(clarify this answer?) Prove that for all subsets of the reals A, there exists a Borel set $A \subset B$ such that $\lambda(B) = \lambda^*(A) $

Question

This (or a similar) question has been asked already on stackexchange. I am asking for a variation on the accepted answer.

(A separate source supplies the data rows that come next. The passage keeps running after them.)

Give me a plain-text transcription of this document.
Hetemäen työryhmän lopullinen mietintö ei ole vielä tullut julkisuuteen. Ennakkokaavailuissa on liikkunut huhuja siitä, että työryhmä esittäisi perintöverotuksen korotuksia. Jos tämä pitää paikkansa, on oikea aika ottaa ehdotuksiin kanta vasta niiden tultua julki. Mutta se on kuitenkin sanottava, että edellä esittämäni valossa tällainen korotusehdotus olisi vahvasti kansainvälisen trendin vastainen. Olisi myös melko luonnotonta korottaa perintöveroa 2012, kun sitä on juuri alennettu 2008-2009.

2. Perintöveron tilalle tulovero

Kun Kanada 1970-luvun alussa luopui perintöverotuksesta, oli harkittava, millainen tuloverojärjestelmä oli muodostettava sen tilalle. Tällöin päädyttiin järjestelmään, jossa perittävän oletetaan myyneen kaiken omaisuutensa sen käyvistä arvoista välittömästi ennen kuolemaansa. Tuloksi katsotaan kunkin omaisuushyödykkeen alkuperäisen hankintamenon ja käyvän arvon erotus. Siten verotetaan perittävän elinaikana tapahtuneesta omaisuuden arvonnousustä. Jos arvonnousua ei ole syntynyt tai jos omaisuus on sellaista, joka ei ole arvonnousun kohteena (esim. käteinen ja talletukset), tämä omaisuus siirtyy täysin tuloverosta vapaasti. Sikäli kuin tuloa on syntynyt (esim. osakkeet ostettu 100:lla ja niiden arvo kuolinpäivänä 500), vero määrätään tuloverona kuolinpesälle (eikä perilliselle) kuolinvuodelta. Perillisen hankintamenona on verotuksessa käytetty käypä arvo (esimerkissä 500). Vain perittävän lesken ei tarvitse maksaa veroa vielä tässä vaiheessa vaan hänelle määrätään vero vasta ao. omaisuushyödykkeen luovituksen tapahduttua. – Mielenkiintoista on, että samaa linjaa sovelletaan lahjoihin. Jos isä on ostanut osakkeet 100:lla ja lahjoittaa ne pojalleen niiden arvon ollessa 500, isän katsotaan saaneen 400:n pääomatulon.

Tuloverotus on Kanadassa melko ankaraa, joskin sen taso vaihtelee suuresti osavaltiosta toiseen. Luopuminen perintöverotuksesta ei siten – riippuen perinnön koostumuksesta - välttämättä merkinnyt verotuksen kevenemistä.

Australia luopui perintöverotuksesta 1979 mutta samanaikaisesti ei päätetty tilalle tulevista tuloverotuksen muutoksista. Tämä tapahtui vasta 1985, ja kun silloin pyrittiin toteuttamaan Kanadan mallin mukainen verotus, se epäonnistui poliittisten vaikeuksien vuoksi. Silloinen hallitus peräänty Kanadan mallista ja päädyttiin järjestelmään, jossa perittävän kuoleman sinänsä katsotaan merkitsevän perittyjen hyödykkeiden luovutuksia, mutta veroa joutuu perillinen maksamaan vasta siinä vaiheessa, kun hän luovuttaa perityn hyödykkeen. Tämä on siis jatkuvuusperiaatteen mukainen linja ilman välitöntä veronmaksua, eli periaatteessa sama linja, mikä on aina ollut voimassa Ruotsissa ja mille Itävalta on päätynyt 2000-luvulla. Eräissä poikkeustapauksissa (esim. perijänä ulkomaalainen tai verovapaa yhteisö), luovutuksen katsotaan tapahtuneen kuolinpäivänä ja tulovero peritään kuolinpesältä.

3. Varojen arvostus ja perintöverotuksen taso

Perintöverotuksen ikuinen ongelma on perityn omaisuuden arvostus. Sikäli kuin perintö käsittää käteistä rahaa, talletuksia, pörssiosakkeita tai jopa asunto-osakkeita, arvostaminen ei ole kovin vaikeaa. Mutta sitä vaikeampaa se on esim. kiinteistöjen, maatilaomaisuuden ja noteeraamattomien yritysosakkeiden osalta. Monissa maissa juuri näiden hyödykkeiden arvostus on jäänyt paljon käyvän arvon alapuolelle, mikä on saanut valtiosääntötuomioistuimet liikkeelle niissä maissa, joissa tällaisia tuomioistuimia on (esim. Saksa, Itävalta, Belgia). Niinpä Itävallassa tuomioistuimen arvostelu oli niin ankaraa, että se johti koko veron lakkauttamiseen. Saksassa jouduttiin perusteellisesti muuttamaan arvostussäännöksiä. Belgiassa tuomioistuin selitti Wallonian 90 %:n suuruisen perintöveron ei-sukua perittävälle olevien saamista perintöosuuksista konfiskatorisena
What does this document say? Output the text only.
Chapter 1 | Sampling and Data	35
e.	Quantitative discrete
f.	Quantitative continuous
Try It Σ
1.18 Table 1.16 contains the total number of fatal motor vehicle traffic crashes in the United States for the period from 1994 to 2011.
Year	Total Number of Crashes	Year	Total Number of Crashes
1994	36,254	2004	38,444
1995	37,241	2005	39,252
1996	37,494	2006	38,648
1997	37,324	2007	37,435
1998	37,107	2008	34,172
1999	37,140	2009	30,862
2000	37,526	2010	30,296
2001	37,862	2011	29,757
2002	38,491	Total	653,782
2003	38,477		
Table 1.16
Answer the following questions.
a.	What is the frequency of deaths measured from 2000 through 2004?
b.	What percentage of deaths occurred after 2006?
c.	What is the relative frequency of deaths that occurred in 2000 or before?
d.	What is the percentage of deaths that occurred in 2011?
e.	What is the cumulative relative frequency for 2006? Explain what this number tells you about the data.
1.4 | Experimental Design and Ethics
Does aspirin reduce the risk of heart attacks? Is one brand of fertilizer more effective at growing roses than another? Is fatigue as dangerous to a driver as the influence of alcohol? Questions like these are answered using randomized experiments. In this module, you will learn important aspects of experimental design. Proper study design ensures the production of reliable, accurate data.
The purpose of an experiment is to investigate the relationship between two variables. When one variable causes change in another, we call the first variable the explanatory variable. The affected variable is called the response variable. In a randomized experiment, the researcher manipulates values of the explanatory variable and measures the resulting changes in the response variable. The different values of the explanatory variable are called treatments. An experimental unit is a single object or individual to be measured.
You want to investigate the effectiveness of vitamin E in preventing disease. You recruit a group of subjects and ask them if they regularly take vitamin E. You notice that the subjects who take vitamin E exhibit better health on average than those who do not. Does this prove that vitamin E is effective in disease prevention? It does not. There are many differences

Prove for each $A\subset \mathbb{R}$ there exists Borel set whose measure is same as outer measure of $A$

how do we relate this to the question above, where in we must consider $\lambda(B)$ instead of $\lambda^*(B)$?

Answer 1

If you analize the definition of $\lambda^*(A)$, you get $\lambda^*(A)=\inf \{\sum_n \lambda(E_n) \mbox{ where } (E_n)_{n \in amthbb{N}} \mbox{ is a countable covering of } A \}$ and thus for all $n \in \mathbb{N}$ there exists $(E_k^n)_k$ such that $\sum_k \lambda (E_k^n) \leq \lambda^*(A)+\frac 1 n$. If you take $E=\bigcap_n\bigcup_k E_k^n$ you have that $E$ is what you are searching for. In fact $\lambda^*(A) \leq \lambda(E) \leq \lambda^*(A)+\frac 1 n$ for all $n \in \mathbb{N}$.

Note that this holds in general for every $(X,\mathcal{A},\mu)$ measure space the "borel" set is replaced by $E \in \mathcal{A}$.